Stephen Mitchelmore said...

Well that's nice for you but this part of the review at least has very little to do with the content of the book.

"There are multiple traditions at work in the literary canon, and modernism isn’t the only one with a living inheritance from which to draw."

The book makes a clear and persuasive argument that modernism is not a tradition or an inheritance in the manner of a "literary movement" but is something each artist has to face himself because tradition and inheritance have been eroded or lost completely. "Should it be"" she asks. Well, if one has a choice...
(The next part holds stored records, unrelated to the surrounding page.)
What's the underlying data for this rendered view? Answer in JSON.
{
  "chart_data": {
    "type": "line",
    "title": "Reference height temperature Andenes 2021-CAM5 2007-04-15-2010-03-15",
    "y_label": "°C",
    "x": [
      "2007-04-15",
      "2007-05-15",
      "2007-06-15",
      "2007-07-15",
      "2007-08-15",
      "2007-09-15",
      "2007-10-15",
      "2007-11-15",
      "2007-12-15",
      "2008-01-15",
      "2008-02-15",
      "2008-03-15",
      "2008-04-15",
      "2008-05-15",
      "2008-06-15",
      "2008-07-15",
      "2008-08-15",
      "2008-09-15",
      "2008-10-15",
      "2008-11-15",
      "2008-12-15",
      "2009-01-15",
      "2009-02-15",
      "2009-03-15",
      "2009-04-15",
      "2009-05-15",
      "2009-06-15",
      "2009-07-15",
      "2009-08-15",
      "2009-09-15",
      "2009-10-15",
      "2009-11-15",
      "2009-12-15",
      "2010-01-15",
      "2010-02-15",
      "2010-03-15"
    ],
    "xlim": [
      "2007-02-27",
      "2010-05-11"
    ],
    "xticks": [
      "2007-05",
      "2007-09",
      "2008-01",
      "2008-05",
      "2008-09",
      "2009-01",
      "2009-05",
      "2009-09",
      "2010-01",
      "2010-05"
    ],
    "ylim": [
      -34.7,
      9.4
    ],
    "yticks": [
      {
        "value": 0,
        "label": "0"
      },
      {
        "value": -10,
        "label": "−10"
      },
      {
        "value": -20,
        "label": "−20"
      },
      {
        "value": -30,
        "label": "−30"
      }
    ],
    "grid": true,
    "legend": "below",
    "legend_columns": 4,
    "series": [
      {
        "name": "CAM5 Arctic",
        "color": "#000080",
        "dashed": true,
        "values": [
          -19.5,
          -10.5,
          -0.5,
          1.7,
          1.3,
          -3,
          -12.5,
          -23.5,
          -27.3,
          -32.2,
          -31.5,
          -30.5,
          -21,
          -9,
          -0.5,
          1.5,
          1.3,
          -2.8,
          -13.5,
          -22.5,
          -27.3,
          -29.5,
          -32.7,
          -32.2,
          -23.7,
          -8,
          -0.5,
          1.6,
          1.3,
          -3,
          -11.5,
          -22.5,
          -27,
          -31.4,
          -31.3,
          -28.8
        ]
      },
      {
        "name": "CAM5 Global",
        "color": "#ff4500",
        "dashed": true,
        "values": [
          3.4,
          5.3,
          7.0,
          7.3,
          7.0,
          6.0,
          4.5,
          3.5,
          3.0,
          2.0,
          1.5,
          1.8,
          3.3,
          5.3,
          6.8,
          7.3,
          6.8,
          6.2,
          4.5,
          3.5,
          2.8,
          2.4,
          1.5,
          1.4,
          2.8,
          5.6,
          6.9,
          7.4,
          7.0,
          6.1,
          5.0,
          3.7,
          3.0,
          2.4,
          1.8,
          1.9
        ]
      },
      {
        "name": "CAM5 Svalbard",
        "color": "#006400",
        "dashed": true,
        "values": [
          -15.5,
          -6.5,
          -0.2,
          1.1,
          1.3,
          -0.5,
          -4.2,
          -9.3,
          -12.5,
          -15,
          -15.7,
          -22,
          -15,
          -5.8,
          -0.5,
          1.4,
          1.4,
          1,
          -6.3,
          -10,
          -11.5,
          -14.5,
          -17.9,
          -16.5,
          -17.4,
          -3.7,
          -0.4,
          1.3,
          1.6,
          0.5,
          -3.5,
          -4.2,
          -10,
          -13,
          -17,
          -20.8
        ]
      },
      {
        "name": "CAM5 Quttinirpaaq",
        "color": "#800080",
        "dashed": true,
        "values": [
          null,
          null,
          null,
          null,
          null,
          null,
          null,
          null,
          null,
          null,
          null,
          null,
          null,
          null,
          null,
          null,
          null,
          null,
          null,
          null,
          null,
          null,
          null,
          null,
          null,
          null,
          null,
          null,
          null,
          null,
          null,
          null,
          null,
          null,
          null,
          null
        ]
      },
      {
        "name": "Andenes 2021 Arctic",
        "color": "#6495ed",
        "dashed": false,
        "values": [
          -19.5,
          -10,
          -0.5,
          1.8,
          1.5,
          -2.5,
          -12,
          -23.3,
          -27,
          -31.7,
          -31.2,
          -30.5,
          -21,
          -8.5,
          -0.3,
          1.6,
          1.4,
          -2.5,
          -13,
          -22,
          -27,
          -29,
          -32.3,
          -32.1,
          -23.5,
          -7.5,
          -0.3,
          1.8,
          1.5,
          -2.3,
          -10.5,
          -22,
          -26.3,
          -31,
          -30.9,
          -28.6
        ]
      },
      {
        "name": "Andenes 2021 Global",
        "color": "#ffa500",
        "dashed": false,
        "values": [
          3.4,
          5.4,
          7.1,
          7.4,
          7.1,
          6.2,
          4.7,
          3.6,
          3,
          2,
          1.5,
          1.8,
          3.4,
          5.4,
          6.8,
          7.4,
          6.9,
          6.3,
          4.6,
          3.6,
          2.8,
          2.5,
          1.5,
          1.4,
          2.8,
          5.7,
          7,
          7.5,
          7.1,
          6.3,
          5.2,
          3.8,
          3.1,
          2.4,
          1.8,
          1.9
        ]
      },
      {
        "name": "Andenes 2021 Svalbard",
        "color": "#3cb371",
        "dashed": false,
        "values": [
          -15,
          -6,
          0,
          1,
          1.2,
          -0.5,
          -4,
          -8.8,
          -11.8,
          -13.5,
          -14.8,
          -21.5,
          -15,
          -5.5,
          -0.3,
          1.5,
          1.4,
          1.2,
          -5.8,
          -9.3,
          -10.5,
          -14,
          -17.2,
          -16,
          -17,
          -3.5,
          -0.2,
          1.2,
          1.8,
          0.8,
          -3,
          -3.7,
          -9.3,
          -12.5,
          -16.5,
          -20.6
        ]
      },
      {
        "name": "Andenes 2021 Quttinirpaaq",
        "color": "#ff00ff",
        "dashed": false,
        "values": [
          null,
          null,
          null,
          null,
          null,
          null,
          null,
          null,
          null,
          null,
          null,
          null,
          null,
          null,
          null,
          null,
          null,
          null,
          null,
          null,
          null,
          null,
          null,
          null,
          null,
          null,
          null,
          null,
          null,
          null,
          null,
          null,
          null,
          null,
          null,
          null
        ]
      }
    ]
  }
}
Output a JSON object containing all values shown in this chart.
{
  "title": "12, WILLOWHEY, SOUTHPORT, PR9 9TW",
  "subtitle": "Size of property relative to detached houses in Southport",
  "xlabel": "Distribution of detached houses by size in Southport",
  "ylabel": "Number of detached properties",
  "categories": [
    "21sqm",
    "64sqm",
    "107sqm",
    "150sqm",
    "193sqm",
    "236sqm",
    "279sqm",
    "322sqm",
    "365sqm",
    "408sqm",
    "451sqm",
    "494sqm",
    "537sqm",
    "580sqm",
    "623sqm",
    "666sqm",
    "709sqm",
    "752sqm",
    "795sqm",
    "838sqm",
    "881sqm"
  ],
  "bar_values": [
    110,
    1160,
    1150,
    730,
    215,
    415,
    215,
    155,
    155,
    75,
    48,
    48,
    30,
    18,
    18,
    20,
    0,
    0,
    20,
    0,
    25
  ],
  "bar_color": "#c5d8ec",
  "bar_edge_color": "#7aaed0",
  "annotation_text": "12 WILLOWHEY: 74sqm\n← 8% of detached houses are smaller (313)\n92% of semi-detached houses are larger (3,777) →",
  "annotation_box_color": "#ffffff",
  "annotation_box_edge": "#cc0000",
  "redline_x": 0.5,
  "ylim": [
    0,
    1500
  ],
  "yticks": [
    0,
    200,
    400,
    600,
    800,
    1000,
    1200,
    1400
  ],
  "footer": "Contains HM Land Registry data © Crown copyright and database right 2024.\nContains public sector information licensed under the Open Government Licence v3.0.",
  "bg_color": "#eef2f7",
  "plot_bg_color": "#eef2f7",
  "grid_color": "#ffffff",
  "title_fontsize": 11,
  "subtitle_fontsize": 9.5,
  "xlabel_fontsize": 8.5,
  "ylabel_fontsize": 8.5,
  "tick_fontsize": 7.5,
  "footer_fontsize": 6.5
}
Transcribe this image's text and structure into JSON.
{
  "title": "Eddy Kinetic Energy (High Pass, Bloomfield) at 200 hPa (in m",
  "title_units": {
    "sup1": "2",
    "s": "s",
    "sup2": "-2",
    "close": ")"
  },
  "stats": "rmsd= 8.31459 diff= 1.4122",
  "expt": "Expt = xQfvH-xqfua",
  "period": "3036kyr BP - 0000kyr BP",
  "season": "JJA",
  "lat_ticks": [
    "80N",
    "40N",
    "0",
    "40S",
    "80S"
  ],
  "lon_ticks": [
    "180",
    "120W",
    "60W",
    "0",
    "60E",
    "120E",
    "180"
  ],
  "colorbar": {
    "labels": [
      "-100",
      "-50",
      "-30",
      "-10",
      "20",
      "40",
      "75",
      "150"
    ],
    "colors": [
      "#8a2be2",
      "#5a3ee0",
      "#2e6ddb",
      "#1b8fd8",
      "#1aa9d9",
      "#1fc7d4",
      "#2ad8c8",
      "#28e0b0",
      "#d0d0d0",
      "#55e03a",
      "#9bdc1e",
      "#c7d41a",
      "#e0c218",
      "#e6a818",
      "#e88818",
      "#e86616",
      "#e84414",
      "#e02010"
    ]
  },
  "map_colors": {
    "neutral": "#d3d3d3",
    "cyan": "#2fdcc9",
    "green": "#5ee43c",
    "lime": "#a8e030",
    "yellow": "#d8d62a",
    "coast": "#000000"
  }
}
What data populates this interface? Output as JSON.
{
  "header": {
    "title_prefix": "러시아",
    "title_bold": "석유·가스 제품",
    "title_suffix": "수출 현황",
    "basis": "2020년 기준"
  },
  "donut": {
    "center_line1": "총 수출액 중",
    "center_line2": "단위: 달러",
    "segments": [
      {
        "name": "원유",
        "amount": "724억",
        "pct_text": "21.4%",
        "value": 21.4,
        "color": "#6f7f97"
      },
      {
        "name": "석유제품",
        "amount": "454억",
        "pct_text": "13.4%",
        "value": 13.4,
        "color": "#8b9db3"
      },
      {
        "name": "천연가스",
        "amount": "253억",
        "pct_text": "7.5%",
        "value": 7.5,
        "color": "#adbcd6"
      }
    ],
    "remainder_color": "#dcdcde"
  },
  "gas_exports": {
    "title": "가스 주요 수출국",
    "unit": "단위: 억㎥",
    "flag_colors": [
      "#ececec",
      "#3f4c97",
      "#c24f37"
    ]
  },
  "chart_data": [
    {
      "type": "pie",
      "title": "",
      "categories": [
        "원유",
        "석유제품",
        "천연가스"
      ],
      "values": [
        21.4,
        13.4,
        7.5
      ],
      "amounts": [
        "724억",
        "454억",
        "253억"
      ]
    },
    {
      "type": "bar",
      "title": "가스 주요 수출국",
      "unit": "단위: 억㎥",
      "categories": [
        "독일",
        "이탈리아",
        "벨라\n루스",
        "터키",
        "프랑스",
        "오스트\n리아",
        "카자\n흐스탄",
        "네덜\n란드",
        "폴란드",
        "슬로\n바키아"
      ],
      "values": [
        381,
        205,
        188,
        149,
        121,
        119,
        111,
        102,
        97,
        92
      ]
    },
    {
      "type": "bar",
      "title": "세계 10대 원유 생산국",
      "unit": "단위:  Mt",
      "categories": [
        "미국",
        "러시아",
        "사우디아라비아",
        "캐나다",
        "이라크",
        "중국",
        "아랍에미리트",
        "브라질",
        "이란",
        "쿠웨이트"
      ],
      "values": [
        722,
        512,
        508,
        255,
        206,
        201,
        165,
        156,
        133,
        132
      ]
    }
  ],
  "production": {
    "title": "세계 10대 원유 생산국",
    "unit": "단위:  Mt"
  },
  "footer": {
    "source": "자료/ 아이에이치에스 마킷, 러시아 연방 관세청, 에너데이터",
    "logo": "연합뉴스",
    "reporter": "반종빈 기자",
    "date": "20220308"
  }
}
I could argue with the rest too but so many other reviews of this book are full of such daft misreadings and arrogant presumptions ("moral superiority" my arse) that it's not worth it.

Jeff said...

Modernism, in Josipovici's book, is a way (or you could be mean and call it a condition) of feeling in relation to the world (best not to say reality, for what constitutes one person's reality isn't likely to be shared completely by anyone), and not a device or period of writing. Stephen Mitchelmore has rightly said that there are a lot of poor arguments out there against the book.

ben w said...

Josipovici is very explicit, when he turns his attention to Roth, that what he's after is not primarily formal at all.

Shelley said...

It's always amusing when a second-rate critic takes it upon himself to point out flaws in a first-rate writer like Tolstoy or Eliot.

Richard said...

Josipovici is the finest critic working today, Shelley. If he's second-rate, then we're in bigger trouble than I thought.

I can only assume you haven't actually read him yourself and are entirely basing your comment on Andrew's excerpt from a review which missed the point.